Martyrs, Saints & Sellouts
Benny Gool, Zubeida Vallie, Adil Bradlow, Siona O’Connell, Jade Nair
Twelve years ago, photographs by photographers Benny Gool, Zubeida Vallie and Adil Bradlow were brought together in a group exhibition for the first time. These photographer friends had been documenting apartheid South Africa since the early 1980s, dodging the security police, taking part in protests and being detained on several occasions. This exhibition presents a vivid narrative of violence, loss and injuries which continue to reverberate under the rhetoric of the post-apartheid landscape.
The photographers and I pored through thousands of negatives to respond to the curatorial brief, beginning with images from the 1980s and ending with the memorable one of Winnie Mandela before the Truth and Reconciliation Commission. These photographs forced me to consider the afterlife of oppression. I remember clearly the instance when I understood that these images were not of a single event, but rather depicted thousands of moments, and hundreds of thousands of faces. Through apparently similar protest posters, each photo-negative illustrated the scope and breadth of the collective anti-apartheid struggle of ordinary, often unidentifiable men, women and children.

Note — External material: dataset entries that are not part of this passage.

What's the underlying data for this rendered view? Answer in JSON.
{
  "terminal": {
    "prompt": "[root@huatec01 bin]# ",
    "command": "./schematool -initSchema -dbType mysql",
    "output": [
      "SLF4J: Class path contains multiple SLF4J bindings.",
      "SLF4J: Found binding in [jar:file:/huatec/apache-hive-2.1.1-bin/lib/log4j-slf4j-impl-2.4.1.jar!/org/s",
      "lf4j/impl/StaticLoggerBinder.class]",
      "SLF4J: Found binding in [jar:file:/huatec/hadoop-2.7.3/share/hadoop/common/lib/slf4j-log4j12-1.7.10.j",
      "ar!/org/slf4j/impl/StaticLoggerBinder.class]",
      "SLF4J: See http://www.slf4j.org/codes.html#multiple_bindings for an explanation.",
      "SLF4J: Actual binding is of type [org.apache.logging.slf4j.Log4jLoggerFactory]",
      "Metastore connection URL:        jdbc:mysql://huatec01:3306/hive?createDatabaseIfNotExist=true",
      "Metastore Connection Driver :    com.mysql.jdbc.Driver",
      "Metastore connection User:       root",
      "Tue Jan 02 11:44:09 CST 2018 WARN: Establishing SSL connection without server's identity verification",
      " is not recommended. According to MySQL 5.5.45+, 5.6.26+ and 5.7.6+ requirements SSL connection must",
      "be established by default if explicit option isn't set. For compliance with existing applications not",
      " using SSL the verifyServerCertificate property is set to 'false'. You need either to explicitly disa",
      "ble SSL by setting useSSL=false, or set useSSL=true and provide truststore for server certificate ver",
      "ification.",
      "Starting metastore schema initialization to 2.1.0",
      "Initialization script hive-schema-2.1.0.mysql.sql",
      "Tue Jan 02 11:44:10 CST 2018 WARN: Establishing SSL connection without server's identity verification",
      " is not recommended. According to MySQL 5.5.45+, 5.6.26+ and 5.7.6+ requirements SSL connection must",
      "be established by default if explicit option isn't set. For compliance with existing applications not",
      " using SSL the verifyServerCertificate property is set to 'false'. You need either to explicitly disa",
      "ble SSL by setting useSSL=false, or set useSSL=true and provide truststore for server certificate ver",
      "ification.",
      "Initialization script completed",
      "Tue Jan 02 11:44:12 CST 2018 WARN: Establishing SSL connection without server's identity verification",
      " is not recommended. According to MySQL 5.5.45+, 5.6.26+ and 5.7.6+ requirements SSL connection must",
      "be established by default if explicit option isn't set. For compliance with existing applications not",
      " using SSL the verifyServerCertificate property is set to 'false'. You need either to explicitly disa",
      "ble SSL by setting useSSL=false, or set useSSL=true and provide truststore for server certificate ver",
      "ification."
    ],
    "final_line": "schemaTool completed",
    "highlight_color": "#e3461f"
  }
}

As I revisit this work, I recognise spaces, places and individuals; my breath gets caught as I recognise particular faces which now grace the front pages of South African newspapers for various reasons. I am confronted by the uncomfortable truth that the struggles documented in these frames never ended in 1994. The patterns of oppression, the machinery of violence, the ubiquitous dehumanisation—they have not disappeared. They have travelled elsewhere.
These images are not only of our past, but also of our global present. They record patterns of complicity and silence across decades and conflicts. The body language of survival is strikingly similar across contexts—how people shield children from violence, the expressions of defiance in the face of overwhelming force, the collective gestures of resistance. Echoes of these photographs are in Gaza, in Sudan, in countless other places where lives and dignity are under assault today.
The dynamics of selective outrage, careful calculations, and geopolitical considerations that allowed apartheid to endure persist in our responses to oppression. These images ask key questions across our interconnected world—questions of archives, history, freedom and repair. They prompt us to ask—how do we maintain the moral clarity of these photographers? How do we refuse to look away when the same patterns emerge in different places? They urge us to ask: How may we all yet be free?The lives that people these photographs demand of us a consistency of conscience that transcends geography and time. These images are proof that there can be no hierarchy of suffering, no acceptable casualties of convenience, no selective solidarity. As social justice activists, we may not pick and choose when to act and when to stay silent. Each of us faces limitations, and it is impossible to respond to every injustice with equal intensity. Yet, we must resist the comfortable amnesia that lets us celebrate the courage of those who resisted one apartheid while remaining mute when similar systems crush other peoples. To do so would be to betray the very principles these images represent.